Why does Tor need to bootstrap?

There are thousands of relays in the Tor network. It's not reasonable to ship information about every single one of them as part of the Tor software. Directory authorities (and relays that act as directory caches) store information (generally self-reported descriptors) about each relay, some of which a client needs to connect to the Tor network. Directory authorities vote to produce a network status consensus document, which includes trusted observed state information about each relay that clients can use to make decisions about which relays to use.

The initial bootstrap information includes the directory authorities and FallbackDirectoryMirrors, hardcoded in the Tor software.

Obtaining directory information

During bootstrap, a client connects to a directory server to obtain a fresh copy of the consensus. Since Tor release 0.2.8, all clients make encrypted directory connections to Tor relays.

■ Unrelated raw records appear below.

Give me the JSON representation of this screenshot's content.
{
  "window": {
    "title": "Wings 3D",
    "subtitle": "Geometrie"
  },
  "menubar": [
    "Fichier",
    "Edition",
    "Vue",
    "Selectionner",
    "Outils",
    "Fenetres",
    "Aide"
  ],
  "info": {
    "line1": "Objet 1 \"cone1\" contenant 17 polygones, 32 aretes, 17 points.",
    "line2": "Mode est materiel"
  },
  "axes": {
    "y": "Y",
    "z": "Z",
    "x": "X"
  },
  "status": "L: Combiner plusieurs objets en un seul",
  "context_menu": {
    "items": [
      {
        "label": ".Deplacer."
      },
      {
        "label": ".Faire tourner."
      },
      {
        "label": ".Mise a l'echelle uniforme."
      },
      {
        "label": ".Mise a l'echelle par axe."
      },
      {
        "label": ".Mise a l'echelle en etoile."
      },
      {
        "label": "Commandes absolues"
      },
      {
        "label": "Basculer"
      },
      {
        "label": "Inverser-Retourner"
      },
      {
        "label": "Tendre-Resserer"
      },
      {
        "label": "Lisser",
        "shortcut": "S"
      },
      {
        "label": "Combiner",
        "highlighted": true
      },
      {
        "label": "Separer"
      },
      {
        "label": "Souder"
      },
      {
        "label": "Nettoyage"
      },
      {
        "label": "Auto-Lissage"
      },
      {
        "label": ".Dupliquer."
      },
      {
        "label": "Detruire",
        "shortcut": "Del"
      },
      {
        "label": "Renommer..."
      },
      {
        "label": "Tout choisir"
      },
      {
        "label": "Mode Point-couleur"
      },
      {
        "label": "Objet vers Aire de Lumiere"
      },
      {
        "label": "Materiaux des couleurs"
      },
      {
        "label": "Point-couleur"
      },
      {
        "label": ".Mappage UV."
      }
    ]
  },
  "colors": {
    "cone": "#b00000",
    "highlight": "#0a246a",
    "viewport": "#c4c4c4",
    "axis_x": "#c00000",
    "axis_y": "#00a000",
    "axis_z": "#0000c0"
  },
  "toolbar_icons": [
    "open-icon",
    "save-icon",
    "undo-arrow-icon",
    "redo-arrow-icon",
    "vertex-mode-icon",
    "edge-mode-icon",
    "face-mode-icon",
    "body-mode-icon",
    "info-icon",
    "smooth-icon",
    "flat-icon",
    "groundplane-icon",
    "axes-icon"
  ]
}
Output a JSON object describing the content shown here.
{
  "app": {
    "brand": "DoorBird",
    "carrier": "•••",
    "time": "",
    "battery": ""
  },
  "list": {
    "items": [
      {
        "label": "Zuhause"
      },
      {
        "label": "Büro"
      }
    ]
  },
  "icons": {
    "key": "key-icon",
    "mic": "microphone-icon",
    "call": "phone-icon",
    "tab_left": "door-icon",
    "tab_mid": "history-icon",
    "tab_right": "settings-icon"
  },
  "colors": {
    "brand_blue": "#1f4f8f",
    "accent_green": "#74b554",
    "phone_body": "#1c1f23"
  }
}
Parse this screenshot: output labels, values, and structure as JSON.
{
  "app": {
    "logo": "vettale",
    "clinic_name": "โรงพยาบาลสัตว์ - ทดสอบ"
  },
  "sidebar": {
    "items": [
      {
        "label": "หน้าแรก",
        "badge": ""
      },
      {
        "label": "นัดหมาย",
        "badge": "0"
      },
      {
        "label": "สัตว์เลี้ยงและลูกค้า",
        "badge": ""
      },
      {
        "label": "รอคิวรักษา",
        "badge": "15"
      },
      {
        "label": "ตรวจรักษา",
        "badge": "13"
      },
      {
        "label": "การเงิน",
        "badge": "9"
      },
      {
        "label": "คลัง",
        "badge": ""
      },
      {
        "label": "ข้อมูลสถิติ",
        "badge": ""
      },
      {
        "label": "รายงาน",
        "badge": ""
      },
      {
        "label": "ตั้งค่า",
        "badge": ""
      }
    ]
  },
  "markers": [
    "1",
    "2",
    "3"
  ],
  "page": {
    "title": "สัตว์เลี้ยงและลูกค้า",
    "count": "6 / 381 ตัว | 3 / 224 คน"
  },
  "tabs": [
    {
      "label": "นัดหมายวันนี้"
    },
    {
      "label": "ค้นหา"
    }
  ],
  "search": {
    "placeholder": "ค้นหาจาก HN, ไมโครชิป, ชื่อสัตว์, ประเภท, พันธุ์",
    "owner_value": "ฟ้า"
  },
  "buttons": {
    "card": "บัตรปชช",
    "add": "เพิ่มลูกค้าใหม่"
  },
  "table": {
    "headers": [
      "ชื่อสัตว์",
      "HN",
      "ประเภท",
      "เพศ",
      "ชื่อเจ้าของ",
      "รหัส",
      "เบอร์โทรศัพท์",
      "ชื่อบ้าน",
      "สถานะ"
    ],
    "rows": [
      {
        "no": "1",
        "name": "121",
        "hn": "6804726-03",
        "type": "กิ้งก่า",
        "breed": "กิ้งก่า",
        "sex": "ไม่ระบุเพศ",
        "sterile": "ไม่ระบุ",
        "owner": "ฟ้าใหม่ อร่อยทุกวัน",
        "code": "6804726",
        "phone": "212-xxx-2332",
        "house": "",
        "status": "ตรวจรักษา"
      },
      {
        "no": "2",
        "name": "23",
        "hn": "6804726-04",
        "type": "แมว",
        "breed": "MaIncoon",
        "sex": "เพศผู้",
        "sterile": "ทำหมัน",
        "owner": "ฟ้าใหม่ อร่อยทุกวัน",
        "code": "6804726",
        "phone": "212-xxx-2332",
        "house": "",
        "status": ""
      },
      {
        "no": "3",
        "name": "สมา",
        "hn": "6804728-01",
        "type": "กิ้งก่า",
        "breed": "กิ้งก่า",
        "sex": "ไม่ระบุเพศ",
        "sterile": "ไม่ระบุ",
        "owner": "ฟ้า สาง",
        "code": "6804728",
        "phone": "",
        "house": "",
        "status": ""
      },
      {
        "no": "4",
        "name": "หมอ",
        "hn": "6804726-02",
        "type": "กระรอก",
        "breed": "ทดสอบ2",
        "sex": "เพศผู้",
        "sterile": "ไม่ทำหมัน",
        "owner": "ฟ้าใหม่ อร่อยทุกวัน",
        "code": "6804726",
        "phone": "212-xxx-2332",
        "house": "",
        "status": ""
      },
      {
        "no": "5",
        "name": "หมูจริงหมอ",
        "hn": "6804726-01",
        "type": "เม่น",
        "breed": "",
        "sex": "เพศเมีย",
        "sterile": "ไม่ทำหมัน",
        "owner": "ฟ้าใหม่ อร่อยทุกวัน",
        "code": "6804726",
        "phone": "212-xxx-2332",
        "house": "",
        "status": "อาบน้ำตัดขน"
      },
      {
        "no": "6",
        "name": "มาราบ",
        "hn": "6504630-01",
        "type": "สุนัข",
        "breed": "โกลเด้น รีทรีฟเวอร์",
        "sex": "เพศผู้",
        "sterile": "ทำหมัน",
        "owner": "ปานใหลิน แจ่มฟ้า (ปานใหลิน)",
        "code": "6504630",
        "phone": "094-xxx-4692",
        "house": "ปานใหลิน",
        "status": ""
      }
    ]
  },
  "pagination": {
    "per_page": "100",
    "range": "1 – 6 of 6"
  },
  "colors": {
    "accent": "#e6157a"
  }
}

After obtaining a copy of the consensus, the client starts to download descriptors for relays. The client needs information in the descriptors that's not available in the consensus itself in order to connect:

  • Supported protocols and relay families are used to choose relays.
  • Exit port lists are used to choose exits.
  • IPv6 ORPorts are used by IPv6 clients to choose IPv6 Guards.
  • Onion keys are used to build circuits.

Connecting to guards

Guards help prevent some traffic analysis attacks. A client must connect to a guard before it can build a circuit for use with actual application traffic.

Building circuits

After a guard connection is established, a client extends circuits through the Tor network, with some of them ending at exit relays.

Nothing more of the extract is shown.